= Pocket contract =

A pocket contract is a land-purchase deal that abuses a loophole in the legal restrictions regulating land deals.

The term is mostly used in Hungary. Until May 2014, Hungarian laws did not allow foreigners to purchase Hungarian land. The term originally referred to land deals that omitted the date of the purchase, and the contract was kept ‘in the pocket’ until the land law is changed. The term is now used in a more general sense, and it refers to any contract that aims to circumvent the land laws for the purpose of land grabbing.

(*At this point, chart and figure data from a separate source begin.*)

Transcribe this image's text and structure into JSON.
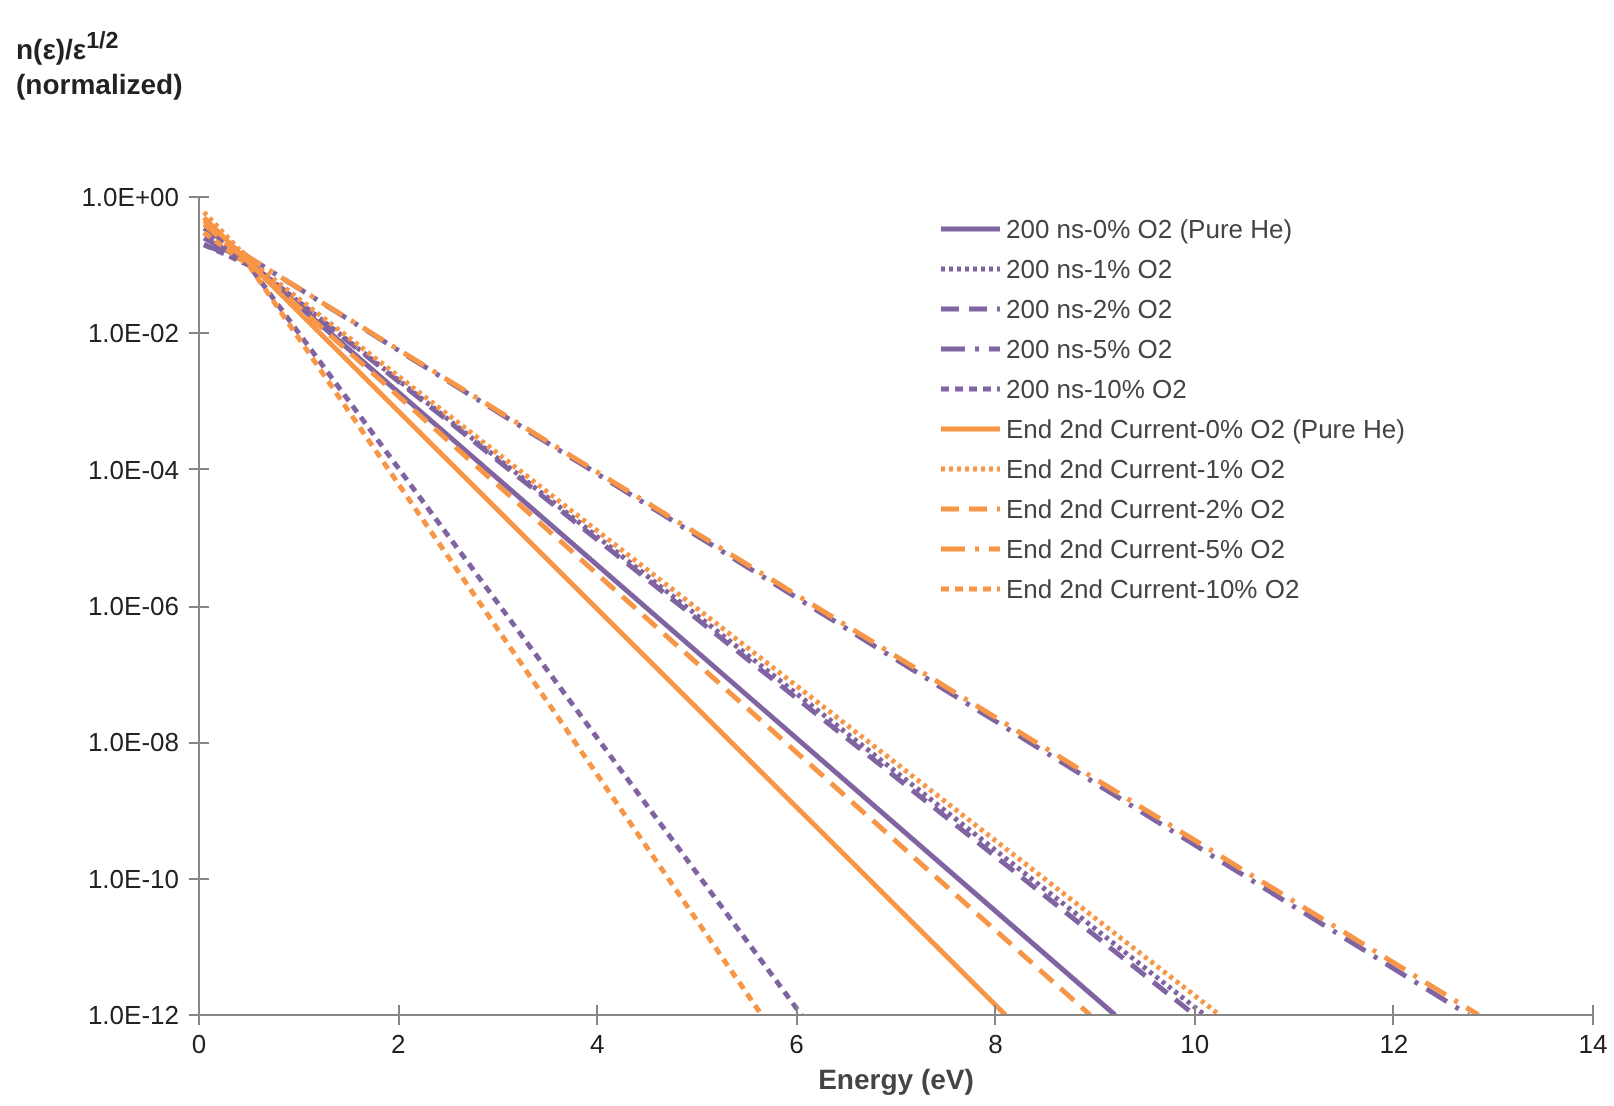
{
  "chart_data": {
    "type": "line",
    "xlabel": "Energy (eV)",
    "ylabel": "n(ε)/ε$^{1/2}$\n(normalized)",
    "log": "y",
    "xlim": [
      0,
      14
    ],
    "xticks": [
      0,
      2,
      4,
      6,
      8,
      10,
      12,
      14
    ],
    "ylim": [
      1e-12,
      1
    ],
    "yticks": [
      {
        "value": 1,
        "label": "1.0E+00"
      },
      {
        "value": 0.01,
        "label": "1.0E-02"
      },
      {
        "value": 0.0001,
        "label": "1.0E-04"
      },
      {
        "value": 1e-06,
        "label": "1.0E-06"
      },
      {
        "value": 1e-08,
        "label": "1.0E-08"
      },
      {
        "value": 1e-10,
        "label": "1.0E-10"
      },
      {
        "value": 1e-12,
        "label": "1.0E-12"
      }
    ],
    "grid": false,
    "legend": "top right",
    "marker": "none",
    "series": [
      {
        "name": "200 ns-0% O2 (Pure He)",
        "color": "#8064a2",
        "line_style": "solid",
        "x": [
          0.05,
          0.5,
          9.2
        ],
        "values": [
          0.25,
          0.11,
          1e-12
        ]
      },
      {
        "name": "200 ns-1% O2",
        "color": "#8064a2",
        "line_style": "dotted",
        "x": [
          0.05,
          0.5,
          10.1
        ],
        "values": [
          0.3,
          0.11,
          1e-12
        ]
      },
      {
        "name": "200 ns-2% O2",
        "color": "#8064a2",
        "line_style": "dashed",
        "x": [
          0.05,
          0.5,
          10.0
        ],
        "values": [
          0.2,
          0.11,
          1e-12
        ]
      },
      {
        "name": "200 ns-5% O2",
        "color": "#8064a2",
        "line_style": "dashdot",
        "x": [
          0.05,
          0.5,
          12.75
        ],
        "values": [
          0.35,
          0.13,
          1e-12
        ]
      },
      {
        "name": "200 ns-10% O2",
        "color": "#8064a2",
        "line_style": "shortdash",
        "x": [
          0.05,
          0.5,
          6.05
        ],
        "values": [
          0.2,
          0.1,
          1e-12
        ]
      },
      {
        "name": "End 2nd Current-0% O2 (Pure He)",
        "color": "#f79646",
        "line_style": "solid",
        "x": [
          0.05,
          0.5,
          8.1
        ],
        "values": [
          0.5,
          0.11,
          1e-12
        ]
      },
      {
        "name": "End 2nd Current-1% O2",
        "color": "#f79646",
        "line_style": "dotted",
        "x": [
          0.05,
          0.5,
          10.25
        ],
        "values": [
          0.6,
          0.12,
          1e-12
        ]
      },
      {
        "name": "End 2nd Current-2% O2",
        "color": "#f79646",
        "line_style": "dashed",
        "x": [
          0.05,
          0.5,
          8.95
        ],
        "values": [
          0.4,
          0.11,
          1e-12
        ]
      },
      {
        "name": "End 2nd Current-5% O2",
        "color": "#f79646",
        "line_style": "dashdot",
        "x": [
          0.05,
          0.5,
          12.85
        ],
        "values": [
          0.45,
          0.13,
          1e-12
        ]
      },
      {
        "name": "End 2nd Current-10% O2",
        "color": "#f79646",
        "line_style": "shortdash",
        "x": [
          0.05,
          0.5,
          5.65
        ],
        "values": [
          0.3,
          0.1,
          1e-12
        ]
      }
    ]
  }
}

The Győr-Moson Sopron County Agricultural Chamber has identified over 16 different types of ‘pocket contract’ over the last decade (some of them have since been excluded due to changes in the Land Tenure Act).

== Legal action ==
In February 2014, the Hungarian parliament approved a modified law on pocket contracts, which sought to make action taken by the authorities against the invalid ownership and misuse of farmland in Hungary more effective.

In May 2014, under an obligation undertaken in its EU accession agreement, Hungary lifted the ban for foreigners on purchasing Hungarian land. However, the country's new land act ensures the possibility of purchasing land practically only to Hungarian farmers. Therefore, many foreigners that purchased Hungarian land in pocket contracts, tried to sell them to Hungarian customers.